Viviamo tempi difficili. Mi rimane difficile persino organizzare un discorso logico in un articolo che nemmeno sarebbe dovuto essere scritto, tanta l’assurdità della tematica. Viviamo tempi in cui i Wasp (White Anglo-Saxons Protestants) sono di nuovo alla carica; non bastavano i disadattati sessantottini figli di papà, oggi ci sono i loro nipotini, inviperiti e odiatori più dei loro predecessori. Oggi per difendere la donna dai soprusi dell’uomo (in genere definito maschio bianco eterosessuale e cristiano, o meglio ancora ebreo cattivissimo filo israeliano) si sono inventati un movimento neo puritano, il #MeeToo, che, come un tribunale dell’inquisizione, accusa il maschio di molestie come un tempo la Chiesa Cattolica accusava le donne d’eresia, basandosi cioè sul sospetto e l’arbitrio. Persino il meraviglioso negro Morgan Freeman è stato accusato dalla nuova Inquisizione; avrebbe sollevato la gonna a una assistente di produzione (probabilmente una poveretta che aspirava ad altro ruolo). Chissà se le suffraggette del #MeeToo sanno che durante l’epoca vittoriana, quando il puritanesimo raggiunse il suo apice più tremendo, non si poteva dire petto di pollo perché il petto rimandava a una parte scabrosa. Esattamente come oggi non si può pronunciare una parola bellissima come negro senza venir tacciati di razzismo. Io sono convinto di una cosa: i Wasp stanno continuando a dominare il mondo con il loro piglio imperiale e imperialista (e puritano); solo che oggi non possono più farlo con le armi, le navi da guerra, il colonialismo. Oggi lo fanno con la creazione di una società di ibridi, in cui le razze e le sacrosante differenze etniche, religiose, sessuali, vengono eliminate (quanto meno a parole) per dare una pennellata di uguaglianza alla facciata. Nel fondo, tuttavia, soggiace, anzi ripeggiora, lo strato di diseguaglianza e umiliazione dei nuovi/vecchi povery. Quelli che devono arrabattarsi in un mondo sempre più flessibile, privi di diritti basilari, con salari da fame ma con la tutela di non poter essere insultati via internet pena la censura zdanovista, come un maglio che perfora l’animo dei trasgressori, seppur involontari.

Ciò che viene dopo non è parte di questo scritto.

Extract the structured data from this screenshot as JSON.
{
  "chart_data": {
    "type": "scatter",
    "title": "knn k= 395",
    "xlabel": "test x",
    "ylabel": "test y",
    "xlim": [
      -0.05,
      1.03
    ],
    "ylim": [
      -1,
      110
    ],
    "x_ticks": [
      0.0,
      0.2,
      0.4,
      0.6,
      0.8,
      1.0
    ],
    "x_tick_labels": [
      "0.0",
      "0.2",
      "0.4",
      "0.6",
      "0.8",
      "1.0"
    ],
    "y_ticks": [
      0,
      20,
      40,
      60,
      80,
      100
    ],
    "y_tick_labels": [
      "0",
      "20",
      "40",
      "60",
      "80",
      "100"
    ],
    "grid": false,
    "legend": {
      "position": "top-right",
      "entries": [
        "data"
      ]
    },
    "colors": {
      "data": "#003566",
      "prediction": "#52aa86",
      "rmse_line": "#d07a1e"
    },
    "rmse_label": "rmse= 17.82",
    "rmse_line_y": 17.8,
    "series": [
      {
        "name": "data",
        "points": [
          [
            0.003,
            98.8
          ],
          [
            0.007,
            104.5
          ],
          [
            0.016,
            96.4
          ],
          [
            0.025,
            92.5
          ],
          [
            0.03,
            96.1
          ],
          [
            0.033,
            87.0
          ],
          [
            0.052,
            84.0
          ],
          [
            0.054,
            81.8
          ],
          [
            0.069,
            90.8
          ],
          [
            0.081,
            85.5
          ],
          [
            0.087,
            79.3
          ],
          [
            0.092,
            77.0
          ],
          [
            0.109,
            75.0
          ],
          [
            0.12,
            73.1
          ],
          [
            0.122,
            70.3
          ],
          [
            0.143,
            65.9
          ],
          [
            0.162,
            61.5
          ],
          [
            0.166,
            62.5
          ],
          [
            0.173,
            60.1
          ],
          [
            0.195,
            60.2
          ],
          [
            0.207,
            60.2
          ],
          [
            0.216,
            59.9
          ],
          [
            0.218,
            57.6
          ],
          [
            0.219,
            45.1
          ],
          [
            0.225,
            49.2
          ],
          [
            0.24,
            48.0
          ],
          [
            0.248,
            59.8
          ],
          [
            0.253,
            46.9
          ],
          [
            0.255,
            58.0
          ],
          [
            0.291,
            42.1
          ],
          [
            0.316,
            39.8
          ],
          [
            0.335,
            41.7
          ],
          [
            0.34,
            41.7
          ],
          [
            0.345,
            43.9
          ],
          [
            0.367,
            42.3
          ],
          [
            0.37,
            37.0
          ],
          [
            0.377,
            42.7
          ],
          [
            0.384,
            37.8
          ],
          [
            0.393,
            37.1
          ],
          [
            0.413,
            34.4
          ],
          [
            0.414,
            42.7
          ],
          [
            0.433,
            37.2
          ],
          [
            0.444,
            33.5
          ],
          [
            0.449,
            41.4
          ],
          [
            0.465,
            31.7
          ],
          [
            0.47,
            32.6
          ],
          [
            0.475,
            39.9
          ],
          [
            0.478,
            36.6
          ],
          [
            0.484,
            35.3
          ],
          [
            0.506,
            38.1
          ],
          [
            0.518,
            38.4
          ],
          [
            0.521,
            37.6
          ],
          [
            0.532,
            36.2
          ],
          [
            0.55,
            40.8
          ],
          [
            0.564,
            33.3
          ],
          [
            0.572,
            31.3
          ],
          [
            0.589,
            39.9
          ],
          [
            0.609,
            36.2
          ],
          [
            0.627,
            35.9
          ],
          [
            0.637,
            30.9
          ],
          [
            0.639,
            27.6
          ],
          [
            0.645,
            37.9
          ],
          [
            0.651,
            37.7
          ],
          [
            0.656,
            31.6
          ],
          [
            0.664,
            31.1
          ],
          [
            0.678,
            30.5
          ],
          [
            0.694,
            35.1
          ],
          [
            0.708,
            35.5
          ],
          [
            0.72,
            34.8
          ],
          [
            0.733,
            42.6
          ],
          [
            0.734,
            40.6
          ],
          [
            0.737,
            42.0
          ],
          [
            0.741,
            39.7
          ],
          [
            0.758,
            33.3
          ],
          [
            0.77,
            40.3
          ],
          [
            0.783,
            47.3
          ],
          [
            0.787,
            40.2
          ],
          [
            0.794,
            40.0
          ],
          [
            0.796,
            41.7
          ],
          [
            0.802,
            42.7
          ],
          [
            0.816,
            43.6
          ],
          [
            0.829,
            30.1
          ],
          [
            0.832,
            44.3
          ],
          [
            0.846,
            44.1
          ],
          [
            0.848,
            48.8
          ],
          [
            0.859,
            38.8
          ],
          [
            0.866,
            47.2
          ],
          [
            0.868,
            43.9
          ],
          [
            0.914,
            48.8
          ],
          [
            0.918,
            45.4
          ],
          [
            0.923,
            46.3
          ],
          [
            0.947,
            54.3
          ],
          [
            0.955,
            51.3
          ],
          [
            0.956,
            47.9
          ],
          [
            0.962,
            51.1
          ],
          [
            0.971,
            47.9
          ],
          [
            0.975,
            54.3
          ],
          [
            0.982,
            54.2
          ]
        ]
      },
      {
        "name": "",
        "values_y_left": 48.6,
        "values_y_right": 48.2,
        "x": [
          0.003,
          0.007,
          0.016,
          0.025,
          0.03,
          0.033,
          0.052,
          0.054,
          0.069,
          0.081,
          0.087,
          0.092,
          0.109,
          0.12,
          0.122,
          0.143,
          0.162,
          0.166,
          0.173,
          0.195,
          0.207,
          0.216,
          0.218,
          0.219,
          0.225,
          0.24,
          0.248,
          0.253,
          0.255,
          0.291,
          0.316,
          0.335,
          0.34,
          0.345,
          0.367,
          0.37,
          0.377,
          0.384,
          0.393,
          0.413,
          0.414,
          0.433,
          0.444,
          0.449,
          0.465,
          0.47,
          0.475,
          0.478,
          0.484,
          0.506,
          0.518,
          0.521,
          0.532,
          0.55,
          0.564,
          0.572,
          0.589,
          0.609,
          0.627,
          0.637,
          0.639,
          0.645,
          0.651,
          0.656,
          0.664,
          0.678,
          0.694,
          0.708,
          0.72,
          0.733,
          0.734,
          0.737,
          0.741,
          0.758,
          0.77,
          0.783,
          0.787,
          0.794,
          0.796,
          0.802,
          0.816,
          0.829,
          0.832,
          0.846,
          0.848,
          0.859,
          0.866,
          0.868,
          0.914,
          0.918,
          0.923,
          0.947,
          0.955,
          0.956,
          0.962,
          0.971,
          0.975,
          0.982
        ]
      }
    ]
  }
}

Mi viene da ridere. Divago e m’invento una chiosa pop. Nel testo di una delle canzoni del momento, “Cara Italia”, Ghali, l’autore, italo-tunisino figlio di immigrati, fa tranquillamente uso della parola negro. Se ascoltate invece i testi dei rapper bianchi (ma non solo dei rapper), anche di quelli più incazzati e apparentemente scorretti, non troverete mai parole vietate (… che belli gli anni ’70 quando Renato Zero cantava l’amore a tre, urlava frocio sul palco, e i diritti gay se li conquistava a suon di performance e non di ridicole marcette gay-pride). Pensare che negli anni ’60 un innocuo canzonettaro come Armando Trovaglioli faceva ballare l’Italia sulle note de “El negro Zumbon” (ripresa in una scena di “Caro Diario” di Nanni Moretti in cui si vede Silvana Mangano che ci balla a tempo nel film “Riso Amaro”), e nessuno si scandalizzava; le signorine in minigonna sculettavano, i maschi le importunavano, magari gli alzavano pure le gonne senza essere accusati di molestie; la libertà sessuale faceva capolino contro il bigottismo cattolico che fin lì aveva dominato le famiglie e la struttura della società. Un’età dell’oro che, a guardarla oggi, sembra lontanissima, e bellissima. Come la parola negro.